Is human readable IP that important though? I mean even though I know about CIDR it's still hard for me to intuitively think about it, and I will say by far the part of kubernetes I dislike the most is figuring out the networking layer design. I feel like the only reason we need human readable IP's in the first place is for understanding all this NAT stuff that we wouldn't particularly need if we had bigger IP ranges
> Is human readable IP that important though?

It kind of is, yes.

But at this point I'll take what I can get. Just give it to me already.

the short answer is yes. the long answer is: are humans involved? yes, then yes.
> It adds unnecessary overhead to small packets

Are you forgetting that NAT exists? IPv4 is barely functional based on how many workarounds we've had to implement over the years

NAT means we can work with IPv4 already and makes IPv6 moot. you just supported my argument.

Honestly, all they had to do was add alpha characters.
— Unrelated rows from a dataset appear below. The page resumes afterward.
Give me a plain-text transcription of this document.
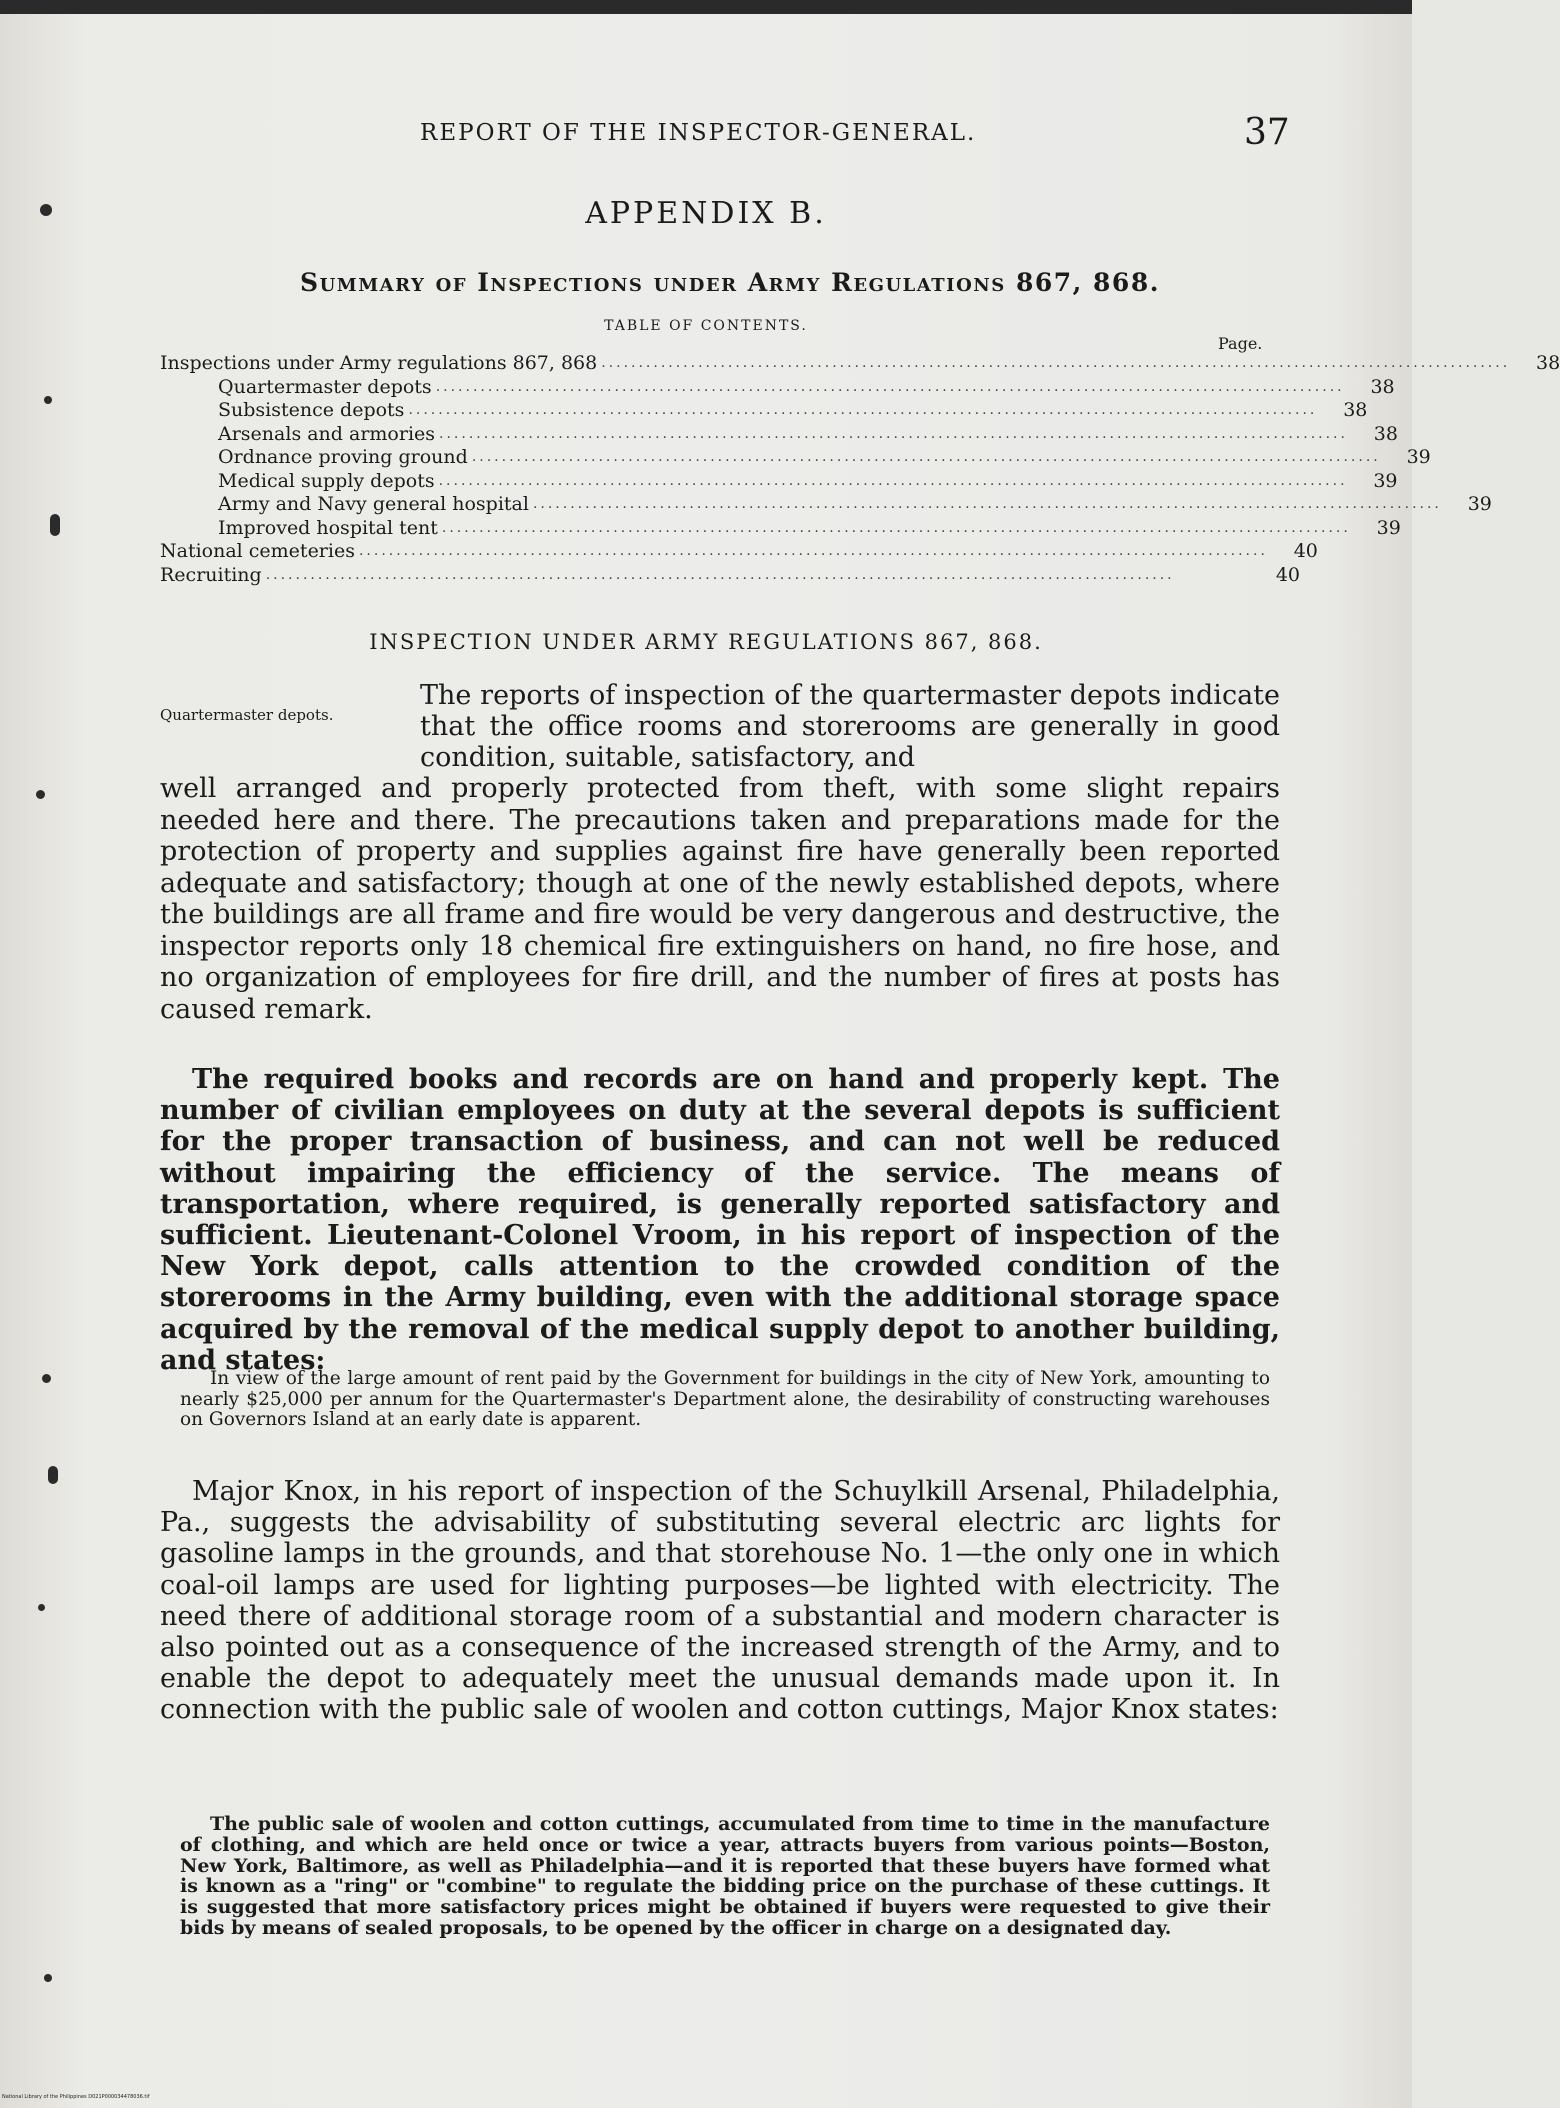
REPORT OF THE INSPECTOR-GENERAL.	37
APPENDIX B.
Summary of Inspections under Army Regulations 867, 868.
TABLE OF CONTENTS.
Page.
Inspections under Army regulations 867, 868 ..........................................................................................................................	38
Quartermaster depots ..........................................................................................................................	38
Subsistence depots ..........................................................................................................................	38
Arsenals and armories ..........................................................................................................................	38
Ordnance proving ground ..........................................................................................................................	39
Medical supply depots ..........................................................................................................................	39
Army and Navy general hospital ..........................................................................................................................	39
Improved hospital tent ..........................................................................................................................	39
National cemeteries ..........................................................................................................................	40
Recruiting ..........................................................................................................................	40
INSPECTION UNDER ARMY REGULATIONS 867, 868.
Quartermaster depots.
The reports of inspection of the quartermaster depots indicate that the office rooms and storerooms are generally in good condition, suitable, satisfactory, and
well arranged and properly protected from theft, with some slight repairs needed here and there. The precautions taken and preparations made for the protection of property and supplies against fire have generally been reported adequate and satisfactory; though at one of the newly established depots, where the buildings are all frame and fire would be very dangerous and destructive, the inspector reports only 18 chemical fire extinguishers on hand, no fire hose, and no organization of employees for fire drill, and the number of fires at posts has caused remark.
The required books and records are on hand and properly kept. The number of civilian employees on duty at the several depots is sufficient for the proper transaction of business, and can not well be reduced without impairing the efficiency of the service. The means of transportation, where required, is generally reported satisfactory and sufficient. Lieutenant-Colonel Vroom, in his report of inspection of the New York depot, calls attention to the crowded condition of the storerooms in the Army building, even with the additional storage space acquired by the removal of the medical supply depot to another building, and states:
In view of the large amount of rent paid by the Government for buildings in the city of New York, amounting to nearly $25,000 per annum for the Quartermaster's Department alone, the desirability of constructing warehouses on Governors Island at an early date is apparent.
Major Knox, in his report of inspection of the Schuylkill Arsenal, Philadelphia, Pa., suggests the advisability of substituting several electric arc lights for gasoline lamps in the grounds, and that storehouse No. 1—the only one in which coal-oil lamps are used for lighting purposes—be lighted with electricity. The need there of additional storage room of a substantial and modern character is also pointed out as a consequence of the increased strength of the Army, and to enable the depot to adequately meet the unusual demands made upon it. In connection with the public sale of woolen and cotton cuttings, Major Knox states:
The public sale of woolen and cotton cuttings, accumulated from time to time in the manufacture of clothing, and which are held once or twice a year, attracts buyers from various points—Boston, New York, Baltimore, as well as Philadelphia—and it is reported that these buyers have formed what is known as a "ring" or "combine" to regulate the bidding price on the purchase of these cuttings. It is suggested that more satisfactory prices might be obtained if buyers were requested to give their bids by means of sealed proposals, to be opened by the officer in charge on a designated day.
National Library of the Philippines D021P000034478036.tif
Just doing so would have gave us more IP addresses than we ever needed while keeping it human readable.

IPv6 standard notation already uses alpha characters. Some notations of IPv4 use them too.

"Just adding characters" isn't a solution on its own. IPv4 is 32-bit addresses, IPv6 is 128-bit addresses. That's all there is to that.

Source and destination IP addresses are 32 bit fields in an IP packet.

Where do you propose they put these alpha characters?

I change my default gateway from 192.168.0.1 to C0.A8.00.01. Is the problem fixed yet?
So use onion routing.
you are missing the forest from the trees. the point is, simpler solutions were available.
I'd argue it's you who are focused on trees. Use DNS if you prefer.
Customers never asked for ip addresses at all. They're just a technical requirement for networking.
> an ip address for every grain of sand in the universe

https://en.wikipedia.org/wiki/Observable_universe estimates 10^53 kg in the observable universe.

10^53 kg / 2^128 = 10^14 kg per address, though I have no idea what fraction of the universe is sand.

In practice, the number of allocations is much smaller because IPv6 is effectively a 64 bit address space, with the second half reserved for edge networks.

> There's something to be said about a human readable IP address.

Is 2a01:4f8:1c1c:f6aa::1 really so unreadable, given that every device needs a different number?

The large address space and thus the king addresses are an artifact of optimizing the routing.

I think just saving the endless discussions of "my Xbox only got nat type 2, how do I change it?" alone saves more lifetimes than are lost by c&p adresses (not to speak of the large infrastructure costs of maintaining gcnat at scale).